The kindly, scholarly looking woman chuckled softly and set down the stack of five volumes next to the girl. “It seems to me you are only torturing yourself. It really must be important. You’ve been here for hours. Have you had any progress?”

“Not a bit,” Feira huffed, looking down with a frown at the open volume in her lap. “It’s all just terror, loss, and dead ends.”  

Reaching over to give the girl’s hand an encouraging pat, the Librarian turned and moved to walk out of the reading nook. “Well I found you four more novels about being trapped on islands, and a history book.”

Feira smiled gratefully up at the woman. “Thank you. Whatever I don’t get through, might I leave them on a desk till I have time to come back?”

“Why don’t you take them home with you?”

“Oh, noooo,” said Feira. “I am already having trouble sleeping. I don’t think I could get a wink of shut-eye with these in my room.”

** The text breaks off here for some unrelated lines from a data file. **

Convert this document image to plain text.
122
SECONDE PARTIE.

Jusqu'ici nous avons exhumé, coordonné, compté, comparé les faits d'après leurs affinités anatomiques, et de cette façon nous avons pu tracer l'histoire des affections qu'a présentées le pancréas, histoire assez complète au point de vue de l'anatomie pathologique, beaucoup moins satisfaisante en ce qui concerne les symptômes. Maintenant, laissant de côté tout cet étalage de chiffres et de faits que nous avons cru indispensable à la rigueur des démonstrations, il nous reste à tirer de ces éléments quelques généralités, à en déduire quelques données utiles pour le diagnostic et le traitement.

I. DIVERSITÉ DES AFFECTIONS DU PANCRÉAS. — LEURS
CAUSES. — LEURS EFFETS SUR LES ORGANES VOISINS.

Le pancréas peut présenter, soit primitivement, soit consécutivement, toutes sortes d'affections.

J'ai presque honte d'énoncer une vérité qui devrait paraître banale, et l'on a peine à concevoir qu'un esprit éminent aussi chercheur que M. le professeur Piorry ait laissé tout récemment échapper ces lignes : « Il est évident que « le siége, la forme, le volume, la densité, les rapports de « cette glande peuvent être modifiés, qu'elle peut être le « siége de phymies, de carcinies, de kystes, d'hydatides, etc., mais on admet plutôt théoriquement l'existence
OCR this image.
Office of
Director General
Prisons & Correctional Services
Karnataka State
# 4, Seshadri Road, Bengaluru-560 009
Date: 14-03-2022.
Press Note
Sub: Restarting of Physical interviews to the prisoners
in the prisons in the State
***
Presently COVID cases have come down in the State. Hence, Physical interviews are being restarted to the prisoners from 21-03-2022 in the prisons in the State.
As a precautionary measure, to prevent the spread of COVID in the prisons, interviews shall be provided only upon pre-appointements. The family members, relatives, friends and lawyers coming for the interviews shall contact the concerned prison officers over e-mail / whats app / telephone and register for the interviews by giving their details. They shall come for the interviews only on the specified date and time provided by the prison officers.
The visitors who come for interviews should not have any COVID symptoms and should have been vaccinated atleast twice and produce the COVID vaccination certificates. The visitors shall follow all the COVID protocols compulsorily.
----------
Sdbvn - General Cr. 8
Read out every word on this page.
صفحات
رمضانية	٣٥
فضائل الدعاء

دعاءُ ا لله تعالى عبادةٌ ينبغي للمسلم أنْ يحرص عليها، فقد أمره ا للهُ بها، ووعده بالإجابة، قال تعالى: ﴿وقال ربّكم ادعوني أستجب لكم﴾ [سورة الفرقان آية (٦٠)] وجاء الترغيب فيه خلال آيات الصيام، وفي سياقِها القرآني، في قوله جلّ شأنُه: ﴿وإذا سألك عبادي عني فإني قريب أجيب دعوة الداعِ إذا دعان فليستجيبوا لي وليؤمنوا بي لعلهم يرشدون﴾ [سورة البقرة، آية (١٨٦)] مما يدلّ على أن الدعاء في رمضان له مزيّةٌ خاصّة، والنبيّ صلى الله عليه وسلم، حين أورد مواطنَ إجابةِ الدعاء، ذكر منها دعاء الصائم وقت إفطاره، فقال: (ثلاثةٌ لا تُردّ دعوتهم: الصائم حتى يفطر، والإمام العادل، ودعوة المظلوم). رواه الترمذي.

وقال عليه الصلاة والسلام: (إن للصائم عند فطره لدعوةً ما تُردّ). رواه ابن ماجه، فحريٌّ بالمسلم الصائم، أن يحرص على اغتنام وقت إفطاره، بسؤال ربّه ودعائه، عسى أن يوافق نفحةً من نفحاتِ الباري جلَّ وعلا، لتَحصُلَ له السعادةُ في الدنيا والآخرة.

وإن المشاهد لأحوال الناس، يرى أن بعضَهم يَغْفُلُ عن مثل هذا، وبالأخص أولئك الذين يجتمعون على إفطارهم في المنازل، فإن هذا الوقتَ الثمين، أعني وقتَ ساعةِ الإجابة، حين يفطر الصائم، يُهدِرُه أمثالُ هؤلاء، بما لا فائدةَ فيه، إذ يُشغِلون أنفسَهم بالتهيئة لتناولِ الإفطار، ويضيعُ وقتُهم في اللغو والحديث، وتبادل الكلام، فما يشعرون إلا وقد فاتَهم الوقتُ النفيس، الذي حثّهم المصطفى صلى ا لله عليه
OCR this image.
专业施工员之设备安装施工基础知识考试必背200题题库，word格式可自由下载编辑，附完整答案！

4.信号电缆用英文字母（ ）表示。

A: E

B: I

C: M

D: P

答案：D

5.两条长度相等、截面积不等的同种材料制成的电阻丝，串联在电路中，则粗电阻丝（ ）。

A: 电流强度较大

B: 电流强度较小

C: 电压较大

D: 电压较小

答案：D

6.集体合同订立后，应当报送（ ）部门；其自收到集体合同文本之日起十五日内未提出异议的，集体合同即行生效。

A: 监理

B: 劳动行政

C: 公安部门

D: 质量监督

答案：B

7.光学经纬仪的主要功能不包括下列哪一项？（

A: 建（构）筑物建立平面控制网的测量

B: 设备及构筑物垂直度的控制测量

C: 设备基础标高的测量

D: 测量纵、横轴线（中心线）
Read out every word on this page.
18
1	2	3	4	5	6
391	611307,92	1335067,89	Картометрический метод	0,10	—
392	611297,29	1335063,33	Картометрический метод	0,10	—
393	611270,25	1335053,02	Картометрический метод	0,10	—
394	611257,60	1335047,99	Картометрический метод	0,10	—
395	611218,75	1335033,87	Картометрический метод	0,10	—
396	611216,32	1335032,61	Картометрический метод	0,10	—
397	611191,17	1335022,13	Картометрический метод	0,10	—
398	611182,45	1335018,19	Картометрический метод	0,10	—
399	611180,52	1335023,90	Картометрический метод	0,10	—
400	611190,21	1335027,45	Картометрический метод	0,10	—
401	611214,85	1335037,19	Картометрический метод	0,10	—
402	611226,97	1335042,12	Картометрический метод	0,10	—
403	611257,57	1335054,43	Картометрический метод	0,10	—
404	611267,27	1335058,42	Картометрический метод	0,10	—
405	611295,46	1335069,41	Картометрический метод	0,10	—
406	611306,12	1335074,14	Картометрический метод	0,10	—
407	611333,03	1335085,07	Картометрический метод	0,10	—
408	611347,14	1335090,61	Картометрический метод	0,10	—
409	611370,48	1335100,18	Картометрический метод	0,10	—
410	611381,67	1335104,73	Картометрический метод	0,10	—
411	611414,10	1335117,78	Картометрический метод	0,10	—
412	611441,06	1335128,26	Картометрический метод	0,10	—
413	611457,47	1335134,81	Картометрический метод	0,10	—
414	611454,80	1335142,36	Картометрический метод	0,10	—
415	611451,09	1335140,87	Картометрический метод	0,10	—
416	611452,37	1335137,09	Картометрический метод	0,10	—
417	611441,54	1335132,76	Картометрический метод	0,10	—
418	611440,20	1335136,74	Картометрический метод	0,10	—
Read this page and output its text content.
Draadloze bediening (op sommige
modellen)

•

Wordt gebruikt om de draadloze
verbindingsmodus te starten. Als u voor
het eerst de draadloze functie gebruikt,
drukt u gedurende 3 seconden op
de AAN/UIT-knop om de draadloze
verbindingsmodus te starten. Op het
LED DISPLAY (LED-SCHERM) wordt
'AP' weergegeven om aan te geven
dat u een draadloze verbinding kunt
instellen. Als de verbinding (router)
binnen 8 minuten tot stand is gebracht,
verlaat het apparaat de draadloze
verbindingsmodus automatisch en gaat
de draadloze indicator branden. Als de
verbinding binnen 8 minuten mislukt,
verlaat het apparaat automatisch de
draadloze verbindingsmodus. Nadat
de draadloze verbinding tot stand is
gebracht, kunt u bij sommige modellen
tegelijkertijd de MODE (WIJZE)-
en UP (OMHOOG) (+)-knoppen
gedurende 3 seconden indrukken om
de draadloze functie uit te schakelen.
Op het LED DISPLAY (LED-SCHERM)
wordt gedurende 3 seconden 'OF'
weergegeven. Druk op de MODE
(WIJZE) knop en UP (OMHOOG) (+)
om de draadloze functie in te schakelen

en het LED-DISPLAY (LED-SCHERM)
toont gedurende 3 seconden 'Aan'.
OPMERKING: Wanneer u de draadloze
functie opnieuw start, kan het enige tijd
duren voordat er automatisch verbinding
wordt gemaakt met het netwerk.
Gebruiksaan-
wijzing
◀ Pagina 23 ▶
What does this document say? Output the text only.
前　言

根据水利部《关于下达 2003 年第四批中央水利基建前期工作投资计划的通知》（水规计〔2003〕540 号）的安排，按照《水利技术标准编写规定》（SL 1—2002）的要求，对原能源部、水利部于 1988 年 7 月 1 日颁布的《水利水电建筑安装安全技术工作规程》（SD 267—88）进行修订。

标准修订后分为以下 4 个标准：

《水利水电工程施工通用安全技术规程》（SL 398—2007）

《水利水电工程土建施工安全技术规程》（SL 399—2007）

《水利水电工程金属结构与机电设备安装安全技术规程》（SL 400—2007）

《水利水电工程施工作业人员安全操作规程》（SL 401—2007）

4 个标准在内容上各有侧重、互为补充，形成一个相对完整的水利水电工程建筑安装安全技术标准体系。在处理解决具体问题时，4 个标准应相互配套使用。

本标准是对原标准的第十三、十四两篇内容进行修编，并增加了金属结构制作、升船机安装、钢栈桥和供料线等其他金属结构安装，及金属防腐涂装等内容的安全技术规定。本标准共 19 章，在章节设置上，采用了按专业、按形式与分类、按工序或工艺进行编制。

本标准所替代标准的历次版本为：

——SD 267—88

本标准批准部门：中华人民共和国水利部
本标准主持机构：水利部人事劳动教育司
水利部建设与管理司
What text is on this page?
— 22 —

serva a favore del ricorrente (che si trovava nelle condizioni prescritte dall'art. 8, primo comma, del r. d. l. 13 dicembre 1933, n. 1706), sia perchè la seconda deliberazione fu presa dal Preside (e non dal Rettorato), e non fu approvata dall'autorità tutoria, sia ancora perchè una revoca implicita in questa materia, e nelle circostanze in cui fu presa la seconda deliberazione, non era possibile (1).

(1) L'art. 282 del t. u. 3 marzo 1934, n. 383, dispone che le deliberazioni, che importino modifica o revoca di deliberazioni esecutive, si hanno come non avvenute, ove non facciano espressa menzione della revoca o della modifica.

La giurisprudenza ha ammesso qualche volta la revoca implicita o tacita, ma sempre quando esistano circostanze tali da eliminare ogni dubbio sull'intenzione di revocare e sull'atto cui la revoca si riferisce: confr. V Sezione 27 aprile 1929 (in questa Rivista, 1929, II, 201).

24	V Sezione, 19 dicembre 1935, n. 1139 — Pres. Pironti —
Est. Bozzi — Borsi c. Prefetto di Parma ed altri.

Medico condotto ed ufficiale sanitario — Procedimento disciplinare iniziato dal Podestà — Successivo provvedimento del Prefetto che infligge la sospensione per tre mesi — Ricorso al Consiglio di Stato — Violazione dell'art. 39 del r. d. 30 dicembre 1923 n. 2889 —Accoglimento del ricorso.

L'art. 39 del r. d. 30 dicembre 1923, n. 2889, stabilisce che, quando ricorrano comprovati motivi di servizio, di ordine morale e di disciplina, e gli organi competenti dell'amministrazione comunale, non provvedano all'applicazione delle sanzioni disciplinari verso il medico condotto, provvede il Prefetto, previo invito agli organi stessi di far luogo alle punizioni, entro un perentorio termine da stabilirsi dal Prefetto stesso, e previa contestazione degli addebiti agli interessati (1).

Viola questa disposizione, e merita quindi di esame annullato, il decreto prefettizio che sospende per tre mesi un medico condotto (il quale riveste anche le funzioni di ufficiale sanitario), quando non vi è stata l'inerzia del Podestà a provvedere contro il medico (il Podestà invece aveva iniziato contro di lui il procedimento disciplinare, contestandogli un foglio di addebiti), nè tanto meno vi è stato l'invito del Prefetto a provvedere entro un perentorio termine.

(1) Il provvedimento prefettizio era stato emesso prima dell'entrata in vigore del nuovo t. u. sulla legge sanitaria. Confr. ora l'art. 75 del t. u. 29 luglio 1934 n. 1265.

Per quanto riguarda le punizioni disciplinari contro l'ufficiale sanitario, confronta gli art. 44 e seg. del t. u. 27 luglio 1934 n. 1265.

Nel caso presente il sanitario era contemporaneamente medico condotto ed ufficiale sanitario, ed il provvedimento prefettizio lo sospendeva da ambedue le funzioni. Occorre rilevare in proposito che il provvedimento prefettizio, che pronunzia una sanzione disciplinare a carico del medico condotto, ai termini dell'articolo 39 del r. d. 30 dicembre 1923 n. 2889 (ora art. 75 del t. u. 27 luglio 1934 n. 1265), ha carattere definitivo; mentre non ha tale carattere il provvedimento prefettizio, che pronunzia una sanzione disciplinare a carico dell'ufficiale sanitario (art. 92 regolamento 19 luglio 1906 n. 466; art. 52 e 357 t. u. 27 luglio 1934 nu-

The Librarian chuckled softly. “You poor dear. I hope you give up this venture. You’re too sweet a thing to be reading books like those. You jumped straight to the worst ones, too. There is a little book of fairy stories at the bottom of that stack. Read a few happy endings before you leave, all right? We don’t want you getting nightmares.”

Feira managed to maintain a smile as the kindly woman walked away. Lighting another candle she looked up at the star-lit sky for a minute before going back to her book. “No, we wouldn’t want that.”


A Year Apart


Around one year ago . . .

“Master Whitethorn?”

“Wha — Oh! Good day, Lady ‘ruviel,” called the taxidermist from the back. “I’ll be right out!”

The Elf walked up a step and into the show room filled with a fair number of finely preserved beasts. A few of them she recognized as her own catches. Glancing out the window she could not help but feel relieved at seeing her red-haired friend still outside, waiting with that dour expression on his face.

“What can I do for you my friend?” asked the taxidermist as he emerged from the back room. Covered with a fine dusting of animal hair and his sleeves rolled up, Stev Whitethorn extended out a hand.

Giving the shop one more look-over Eruviel clasped his hand and they shook. “No business today, Stev. I actually have a favor to ask.”

“Oh?” asked the man as he made his way to the fireplace.

“Do you remember the Ranger you housed a few months back.”

“Aye,” Stev said, nodding as he retrieved his pipe from the mantle. “The one with the bum arm?”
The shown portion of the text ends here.